I also am interested in seeing whether specialized implementations choose to only support certain standard vocabularies. I'd like to see what happens without any advice from us for now.

A few hours later, at 3:34 AM PDT on Nov. 30th, you (Austin) commented on the PR. The timing is unfortunate, as I assume you reviewed it before I made that change.

However, you would have just gotten an email notification about the updated commit, which was pushed on Nov. 29th (GitHub's UI says Dec. 16th due to some rebase weirdness, but the git log shows the correct timestamp), and my comment on it.

I replied to your comment later on the 30th, but you never replied or otherwise interacted with the PR after that, so I don't know what you did or didn't see. But you were definitely aware that there was a major change up for review in this area, with active discussions and updates in response to feedback. And it stayed up for another two weeks or so.

Ben approved the PR on Dec. 4th, Greg on Dec. 16th, and I merged it on Dec. 17th.

Of course, I've missed stuff in reviews that I later realized were important. Missing the change in the PR does not automatically invalidate your concerns.

But please, stop treating this change in 2019-09 like a mistake that just slipped in. The PR was open for a long time, and had a lot of eyes on it, not just from the JSON Schema core team, but from other community members including one from the OpenAPI core team.

Regardless, I continue to assert that 2019-09 did not actually break anything. Your compatibility requirement was not strong enough for true interoperability, as it offered no guidance for handling unsupported drafts. Even though it's not at all clear what an implementation ought to do in such a case, and it's quite likely that without proper support for a draft, the result of evaluating it will often be wrong. It doesn't matter at all that {"type": "string"} would work anyway, because most schemas are more complex than that.

I'll also note that 2019-09 was the first draft to provide explicit guidance on cross-draft compatibility, albeit only for definitions/$defs and sort-of for dependencies/dependentRequired/dependentSchemas.

I am happy to discuss what sort of compatibility you think should be present in the spec in the future.

What we need to debate now is whether your concept of compatibility is the right one. I do not think it is, because even when your SHOULD was in the spec, as far as I can tell no one implemented the sort of cross-draft interoperability you think was implied. Please do feel free to demonstrate otherwise by linking to such an implementation.

I also don't think that a directive to implement versions back to draft-04 or whatever would go over well with the larger community, particularly folks who wrote their implementations recently enough that they only support 2019-09 and later.

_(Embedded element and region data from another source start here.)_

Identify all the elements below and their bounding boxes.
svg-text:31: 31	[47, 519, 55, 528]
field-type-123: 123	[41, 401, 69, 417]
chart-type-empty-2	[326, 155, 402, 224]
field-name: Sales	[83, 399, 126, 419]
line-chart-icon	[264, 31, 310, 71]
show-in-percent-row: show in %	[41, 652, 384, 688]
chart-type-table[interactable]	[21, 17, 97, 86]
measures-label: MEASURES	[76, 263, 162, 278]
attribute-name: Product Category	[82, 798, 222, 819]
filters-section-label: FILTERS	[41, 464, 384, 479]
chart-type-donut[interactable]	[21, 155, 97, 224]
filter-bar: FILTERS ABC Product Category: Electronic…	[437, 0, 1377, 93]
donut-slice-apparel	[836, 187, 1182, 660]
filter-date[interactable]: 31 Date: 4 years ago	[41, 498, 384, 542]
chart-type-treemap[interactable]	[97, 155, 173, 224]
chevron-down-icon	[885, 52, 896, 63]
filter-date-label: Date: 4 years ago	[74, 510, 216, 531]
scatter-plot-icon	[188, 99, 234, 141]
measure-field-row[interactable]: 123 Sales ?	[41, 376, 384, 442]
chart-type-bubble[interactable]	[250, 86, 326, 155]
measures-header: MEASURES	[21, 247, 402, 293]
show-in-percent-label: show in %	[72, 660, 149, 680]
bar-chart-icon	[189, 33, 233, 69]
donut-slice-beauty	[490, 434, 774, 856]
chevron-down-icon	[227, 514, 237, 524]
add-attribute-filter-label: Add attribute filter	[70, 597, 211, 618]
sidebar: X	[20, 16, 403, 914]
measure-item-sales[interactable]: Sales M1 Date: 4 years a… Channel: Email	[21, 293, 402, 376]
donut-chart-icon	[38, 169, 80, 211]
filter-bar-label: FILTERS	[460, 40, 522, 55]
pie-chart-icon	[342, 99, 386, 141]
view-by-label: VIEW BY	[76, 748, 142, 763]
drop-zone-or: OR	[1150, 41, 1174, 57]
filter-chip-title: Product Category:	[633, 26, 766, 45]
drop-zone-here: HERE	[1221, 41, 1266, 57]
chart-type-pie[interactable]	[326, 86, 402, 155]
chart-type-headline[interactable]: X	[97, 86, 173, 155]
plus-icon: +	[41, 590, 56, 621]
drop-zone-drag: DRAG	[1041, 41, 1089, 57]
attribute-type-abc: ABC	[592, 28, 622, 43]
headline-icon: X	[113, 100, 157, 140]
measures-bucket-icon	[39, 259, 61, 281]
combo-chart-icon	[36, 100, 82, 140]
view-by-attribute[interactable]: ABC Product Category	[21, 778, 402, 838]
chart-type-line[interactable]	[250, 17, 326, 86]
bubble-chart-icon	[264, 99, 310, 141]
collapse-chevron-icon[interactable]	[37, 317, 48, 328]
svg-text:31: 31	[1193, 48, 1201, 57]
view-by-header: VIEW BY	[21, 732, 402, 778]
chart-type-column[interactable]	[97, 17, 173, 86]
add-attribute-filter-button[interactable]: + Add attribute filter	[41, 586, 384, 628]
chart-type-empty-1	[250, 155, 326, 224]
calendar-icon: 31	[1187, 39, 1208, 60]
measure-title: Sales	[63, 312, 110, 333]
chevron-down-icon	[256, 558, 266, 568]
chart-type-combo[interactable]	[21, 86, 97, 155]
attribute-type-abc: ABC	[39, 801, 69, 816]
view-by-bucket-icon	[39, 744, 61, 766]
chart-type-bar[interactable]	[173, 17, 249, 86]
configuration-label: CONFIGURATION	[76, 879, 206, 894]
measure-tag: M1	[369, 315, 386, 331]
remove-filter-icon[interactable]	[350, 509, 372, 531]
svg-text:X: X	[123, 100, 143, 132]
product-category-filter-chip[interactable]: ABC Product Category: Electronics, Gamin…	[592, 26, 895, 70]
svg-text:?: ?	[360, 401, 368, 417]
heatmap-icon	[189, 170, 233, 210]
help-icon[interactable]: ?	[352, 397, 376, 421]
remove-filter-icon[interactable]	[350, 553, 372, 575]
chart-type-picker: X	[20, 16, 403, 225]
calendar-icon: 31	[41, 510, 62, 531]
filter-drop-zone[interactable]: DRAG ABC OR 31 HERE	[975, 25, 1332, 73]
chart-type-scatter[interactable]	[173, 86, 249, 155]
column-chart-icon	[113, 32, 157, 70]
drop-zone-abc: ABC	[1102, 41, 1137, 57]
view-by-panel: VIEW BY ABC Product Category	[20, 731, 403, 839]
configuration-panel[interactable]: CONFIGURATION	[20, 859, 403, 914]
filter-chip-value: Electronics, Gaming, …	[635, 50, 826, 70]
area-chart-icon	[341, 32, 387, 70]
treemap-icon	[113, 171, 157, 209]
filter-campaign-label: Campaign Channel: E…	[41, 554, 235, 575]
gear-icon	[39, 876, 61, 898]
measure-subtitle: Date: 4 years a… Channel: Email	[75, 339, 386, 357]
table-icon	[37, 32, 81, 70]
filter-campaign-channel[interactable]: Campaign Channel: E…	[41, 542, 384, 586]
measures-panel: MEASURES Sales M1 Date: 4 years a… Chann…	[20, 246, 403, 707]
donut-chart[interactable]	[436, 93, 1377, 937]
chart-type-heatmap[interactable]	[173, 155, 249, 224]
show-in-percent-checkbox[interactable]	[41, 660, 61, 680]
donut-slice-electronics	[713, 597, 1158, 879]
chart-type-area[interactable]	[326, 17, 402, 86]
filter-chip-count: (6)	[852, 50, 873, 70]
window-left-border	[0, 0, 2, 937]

I have thoughts on what sort of compatibility is needed, but I'm exhausted by this discussion right now and don't expect to get back to it in the necessary depth to explore that until next week sometime.

Relequestual commented 2 years ago

I am happy to discuss what sort of compatibility you think should be present in the spec in the future.

Yes, this. I don't see any value of discussing previous or even the current draft in terms of draft version compatability.

(Honestly, I thought the "compatability" discussion was clamping down on different implementations of the same drafts of JSON Schema, not cross-draft support for when schemas don't specify the draft).

The previous and current versions of JSON Schema are AS IS. There's no changing them. I know others have raised this as it seems like that's what @awwright you were proposing, but then you said you were not. Given multiple people think this is what you were proposing, whatever you're trying to say maybe doens't have enough context. It's not clear.

It feels like to me the majority of this discussion is off-topic (if we even agree on the purpose of the discussion, which I'm not sure we do).

Cross version compatability moving forward is something we have said we want to look at, but including previous drafts in that discussion feels... pointless.